ESG schemes are required by Sebi to invest at least 65% of their assets under management (AUM) in publicly traded companies who undertake assurance on their BRSR (Business Responsibility and Sustainability Reporting) Core.
The remaining AUM of the plan may be invested in businesses that disclose their BRSRs. The deadline for this requirement is October 1, 2024. According to Sebi, mutual funds would have to clearly declare the name of the ESG strategy in the name of the relevant ESG fund when it comes to disclosure requirements for ESG schemes.
Mutual funds will be required to disclose specific information on ESG schemes in their monthly portfolio statements, such as security-related BRSR Core ratings and the names of the ERPs that provide the ESG scores.
The next monthly portfolio statements of ESG schemes will now include information on any changes to ERP, including their cause.
According to the law, AMCs must publish on their website on a quarterly basis the votes cast as well as the precise justification for such votes.
The AMCs will have to explicitly report whether or not the resolution has received support for any environmental, social, or governance concerns in order to increase transparency on votes cast by ESG programs.As of April 1, 2024, the expanded voting disclosures will be in effect.
According to Sebi, AMCs must annually acquire independent, reasonable assurance that the portfolio of their ESG plan is in line with the goals and objectives of the scheme as indicated in the relevant plan Information Documents.
All ESG programs for FY2022-23 will be subject to this guarantee on a “comply or explain basis” by December 31, 2023. The annual report for the plan will thereafter be required to include disclosure of assurance.
According to the regulation, AMCs will also make sure that the assurance provider chosen to give assurance on their ESG schemes does not have any conflicts of interest.
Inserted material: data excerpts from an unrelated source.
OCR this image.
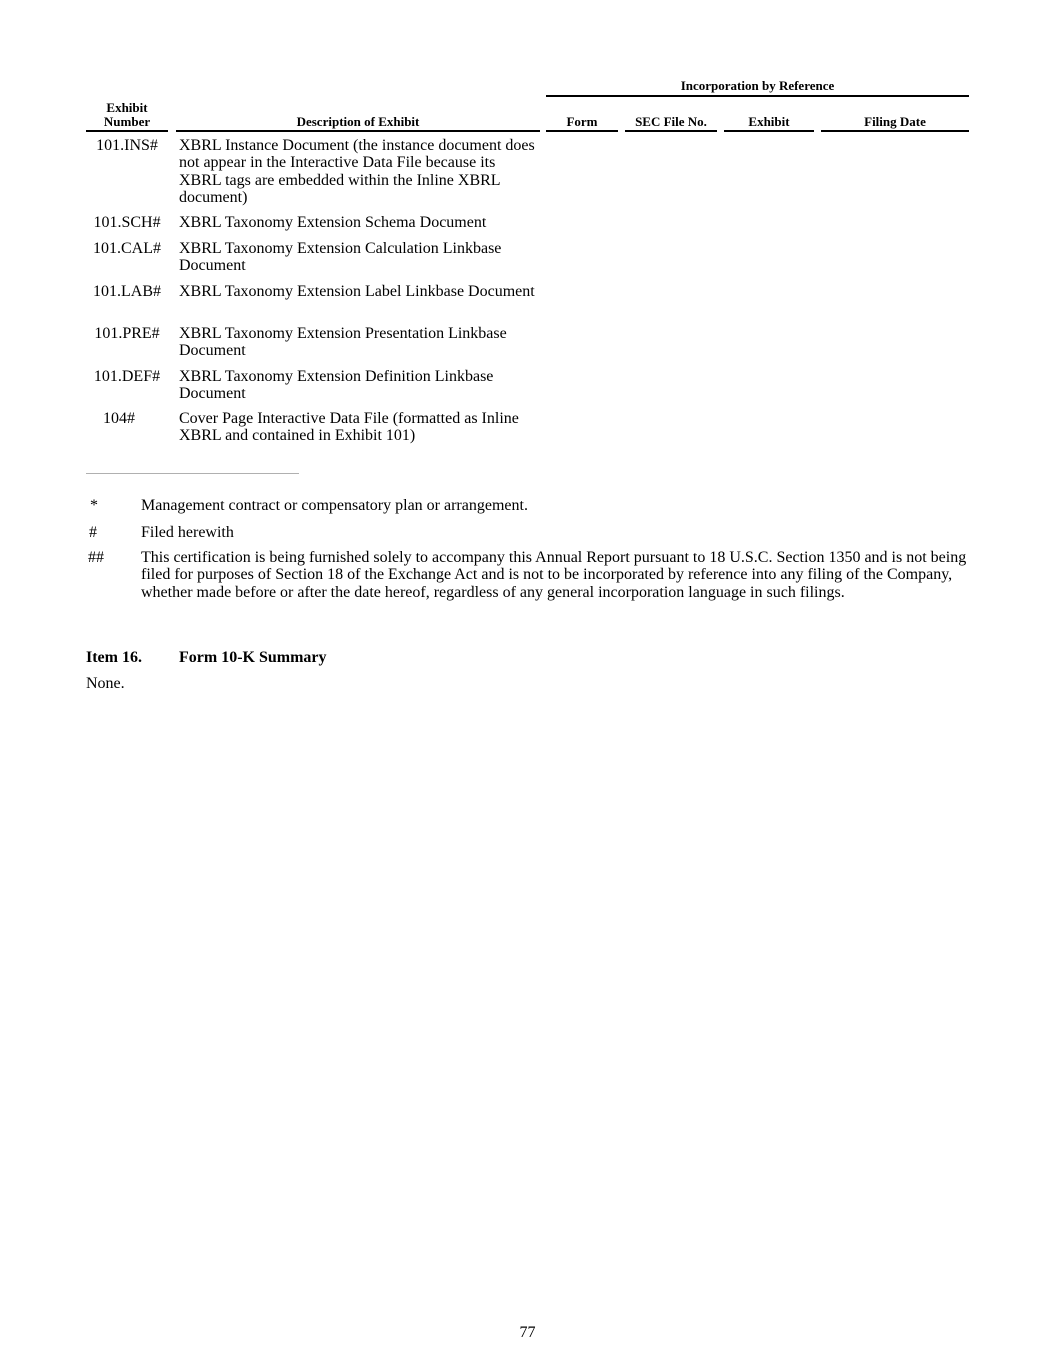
Incorporation by Reference
Exhibit
Number	Description of Exhibit	Form	SEC File No.	Exhibit	Filing Date
101.INS#	XBRL Instance Document (the instance document does not appear in the Interactive Data File because its XBRL tags are embedded within the Inline XBRL document)
101.SCH#	XBRL Taxonomy Extension Schema Document
101.CAL#	XBRL Taxonomy Extension Calculation Linkbase Document
101.LAB#	XBRL Taxonomy Extension Label Linkbase Document
101.PRE#	XBRL Taxonomy Extension Presentation Linkbase Document
101.DEF#	XBRL Taxonomy Extension Definition Linkbase Document
104#	Cover Page Interactive Data File (formatted as Inline XBRL and contained in Exhibit 101)
*	Management contract or compensatory plan or arrangement.
#	Filed herewith
##	This certification is being furnished solely to accompany this Annual Report pursuant to 18 U.S.C. Section 1350 and is not being filed for purposes of Section 18 of the Exchange Act and is not to be incorporated by reference into any filing of the Company, whether made before or after the date hereof, regardless of any general incorporation language in such filings.
Item 16. Form 10-K Summary
None.
77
The board of directors of AMCs will have to verify that ESG schemes comply with all regulatory obligations, including disclosures in the annual report of the scheme, based on a thorough internal ESG audit. The internal ESG audit comprises examining the Stewardship Reporting, Responsible Investment Policy, and Scheme Information Documents of the ESG Funds. This certification will be valid starting right now.
By December 31, 2023, the board of directors of AMCs must submit the certificate for FY2022-23. The certification will then be made public in the scheme’s yearly reports.
The markets regulator recommended in a consultation document published earlier in February to let mutual funds to add five additional categories to the ESG program. The idea was accepted by the Sebi board in the following month.